Sia chiaro: non è colpa di nessuno. In Italia, parlare di prezzo è ancora un po’ come parlare di soldi a cena con i suoceri. Si può fare, ma meglio non scendere troppo nei dettagli. Eppure, il prezzo non è una questione tecnica. È una leva strategica, commerciale e anche psicologica. E da come lo usiamo si capisce se stiamo guidando il nostro business… o lo stiamo inseguendo. E pure in affanno.
Il riflesso condizionato più diffuso è questo: non vendo abbastanza, abbasso il prezzo. E se le vendite calano, ecco che “decolla” lo sconto. Però il volo è destinato a finire presto e non in maniera felice.
Vi cito un esempio personale, non certo statisticamente ineccepibile, ma comunque significativo. Io vivo in un Comune di 35.000 persone e negli ultimi anni, tra le altre, sono fallite 3 attività: un bar, una rivendita di cialde per caffè, un negozio di abbigliamento. Avevano una caratteristica comune: hanno iniziato a fare sconti per attirare clienti. Poi altri ribassi (saldi, promozioni offerte) caratterizzati solo dallo sconto. Infine, hanno chiuso. Ora sono stati sostituiti da…. un altro bar, una nuova rivendita di macchinette e cialde per caffè, un altro negozio di abbigliamento. E questi, dopo alcuni anni, stanno prosperando: come hanno fatto? Il bar ha alzato il prezzo del caffè e propone anche miscele pregiate (da 2 a 7 euro per tazzina) e prodotti da forno di qualità; Il negozio di cialde ha aggiunto anche la compravendita delle macchinette per il caffè; il negozio di abbigliamento si è specializzato in taglie “comode” per uomo e per donna. Stanno andando benissimo.
Se si ritocca il listino per “essere competitivi” si ottiene solo il risultato di attrarre la clientela a caccia del prezzo più basso, si lavora di più per guadagnare meno e si entra nella classica spirale da cui è difficile uscire: più promozioni, meno margini, meno tempo, meno qualità, meno clienti: schianto. Conosco un piccolo studio di consulenza che, in un momento di calo, ha deciso di proporre pacchetti low-cost per aumentare il giro. Per un mese, hanno lavorato il doppio. Il mese dopo, anche i clienti abituali volevano lo sconto. Stavano per finire in una spirale mortale. Per fortuna, dopo pochi mesi sono tornati ai prezzi di prima, ma con meno clienti e, forse, con meno energia e motivazione.

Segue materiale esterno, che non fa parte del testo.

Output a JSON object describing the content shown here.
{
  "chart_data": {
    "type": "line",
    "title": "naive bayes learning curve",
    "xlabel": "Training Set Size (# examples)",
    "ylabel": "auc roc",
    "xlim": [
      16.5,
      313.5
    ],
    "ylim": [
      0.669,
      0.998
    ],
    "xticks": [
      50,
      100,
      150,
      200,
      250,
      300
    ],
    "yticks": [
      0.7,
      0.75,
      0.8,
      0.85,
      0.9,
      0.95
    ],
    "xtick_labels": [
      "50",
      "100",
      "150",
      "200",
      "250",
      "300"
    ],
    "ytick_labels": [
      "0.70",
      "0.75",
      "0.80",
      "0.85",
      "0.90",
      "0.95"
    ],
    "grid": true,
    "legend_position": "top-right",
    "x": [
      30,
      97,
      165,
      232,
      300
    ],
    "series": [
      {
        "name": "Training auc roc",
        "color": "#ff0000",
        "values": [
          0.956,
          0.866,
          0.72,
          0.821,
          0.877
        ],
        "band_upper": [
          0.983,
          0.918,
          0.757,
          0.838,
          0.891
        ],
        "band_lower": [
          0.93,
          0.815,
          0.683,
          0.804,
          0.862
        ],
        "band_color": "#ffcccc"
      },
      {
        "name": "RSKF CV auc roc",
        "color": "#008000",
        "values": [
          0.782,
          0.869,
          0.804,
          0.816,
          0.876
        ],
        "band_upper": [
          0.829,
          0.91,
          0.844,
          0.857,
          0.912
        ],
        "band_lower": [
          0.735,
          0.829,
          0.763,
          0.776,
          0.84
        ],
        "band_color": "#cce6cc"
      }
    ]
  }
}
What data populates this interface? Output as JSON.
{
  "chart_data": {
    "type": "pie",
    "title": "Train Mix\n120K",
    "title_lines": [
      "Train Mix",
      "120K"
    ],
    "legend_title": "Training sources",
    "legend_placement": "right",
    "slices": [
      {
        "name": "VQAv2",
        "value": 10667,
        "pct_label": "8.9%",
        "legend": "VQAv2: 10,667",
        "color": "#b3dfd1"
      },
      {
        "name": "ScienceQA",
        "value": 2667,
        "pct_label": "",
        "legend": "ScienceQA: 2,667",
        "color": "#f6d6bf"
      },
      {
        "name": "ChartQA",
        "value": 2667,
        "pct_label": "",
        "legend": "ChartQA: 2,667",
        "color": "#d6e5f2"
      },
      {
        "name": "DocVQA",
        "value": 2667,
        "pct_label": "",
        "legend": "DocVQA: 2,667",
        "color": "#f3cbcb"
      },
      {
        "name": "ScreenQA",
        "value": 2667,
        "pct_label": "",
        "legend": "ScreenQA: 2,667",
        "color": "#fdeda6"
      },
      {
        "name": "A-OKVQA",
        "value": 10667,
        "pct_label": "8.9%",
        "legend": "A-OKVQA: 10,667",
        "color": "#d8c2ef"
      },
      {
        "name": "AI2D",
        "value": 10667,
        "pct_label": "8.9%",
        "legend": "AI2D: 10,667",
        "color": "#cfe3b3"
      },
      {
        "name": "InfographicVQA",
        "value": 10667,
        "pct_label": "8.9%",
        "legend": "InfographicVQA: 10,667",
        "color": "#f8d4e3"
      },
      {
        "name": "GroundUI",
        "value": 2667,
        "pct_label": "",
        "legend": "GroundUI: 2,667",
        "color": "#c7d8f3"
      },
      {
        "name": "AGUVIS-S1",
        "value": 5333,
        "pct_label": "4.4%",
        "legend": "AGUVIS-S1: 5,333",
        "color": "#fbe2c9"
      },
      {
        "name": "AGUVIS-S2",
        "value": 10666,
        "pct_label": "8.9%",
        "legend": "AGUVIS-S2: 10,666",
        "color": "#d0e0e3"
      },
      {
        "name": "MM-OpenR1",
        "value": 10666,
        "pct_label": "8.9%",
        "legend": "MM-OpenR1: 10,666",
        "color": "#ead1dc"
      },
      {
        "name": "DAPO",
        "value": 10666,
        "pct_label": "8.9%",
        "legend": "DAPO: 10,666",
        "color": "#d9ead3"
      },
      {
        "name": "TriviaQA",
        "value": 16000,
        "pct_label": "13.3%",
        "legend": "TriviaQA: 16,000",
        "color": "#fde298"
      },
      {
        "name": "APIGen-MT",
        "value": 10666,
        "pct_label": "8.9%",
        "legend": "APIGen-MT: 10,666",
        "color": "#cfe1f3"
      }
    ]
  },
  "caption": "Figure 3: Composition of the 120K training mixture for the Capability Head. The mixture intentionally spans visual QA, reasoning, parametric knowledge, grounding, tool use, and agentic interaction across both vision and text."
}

La verità è che non tutto ha lo stesso prezzo e non tutto deve averlo. L’alternativa? Smettere di essere confrontabili. Perché il problema non è la cifra, ma se si è identici o diversi da qualcun altro.
Se fate le stesse cose, nello stesso modo, con le stesse parole, allora sì: il cliente vi mette in fila e sceglie il più economico. Ma se costruite una proposta unica, attraente, che racconta un valore chiaro, riconoscibile, allora il prezzo diventa una conseguenza, non un problema.
Un consulente che conosco ha iniziato a proporre pacchetti consulenziali “all inclusive” con sistemi di controllo aggiornati (tipo dashboard informatizzata), promemoria con “alert” su Whatsapp e pianificazione mensile. Stesso lavoro, ma raccontato in modo completamente diverso. E sapete cosa è successo? Non ha più dovuto discutere di prezzo. Anzi: ha iniziato ad attrarre proprio quei clienti che puntano al risultato, alla qualità del servizio, non al prezzo più basso. Compenso giusto ed equo per il professionista giusto.
Allo stesso modo, non c’è un “prezzo giusto” per una consulenza, una trattativa, una polizza o un contratto. C’è il valore che riuscite a trasmettere. Quindi la domanda non è: “Quanto dovrei farmi pagare?” La domanda vera è: “Che tipo di professionista voglio essere? Quello che rincorre il mercato, o quello che lo guida”?
“Il prezzo è ciò che paghi. Il valore è ciò che ottieni” (Warren Buffett).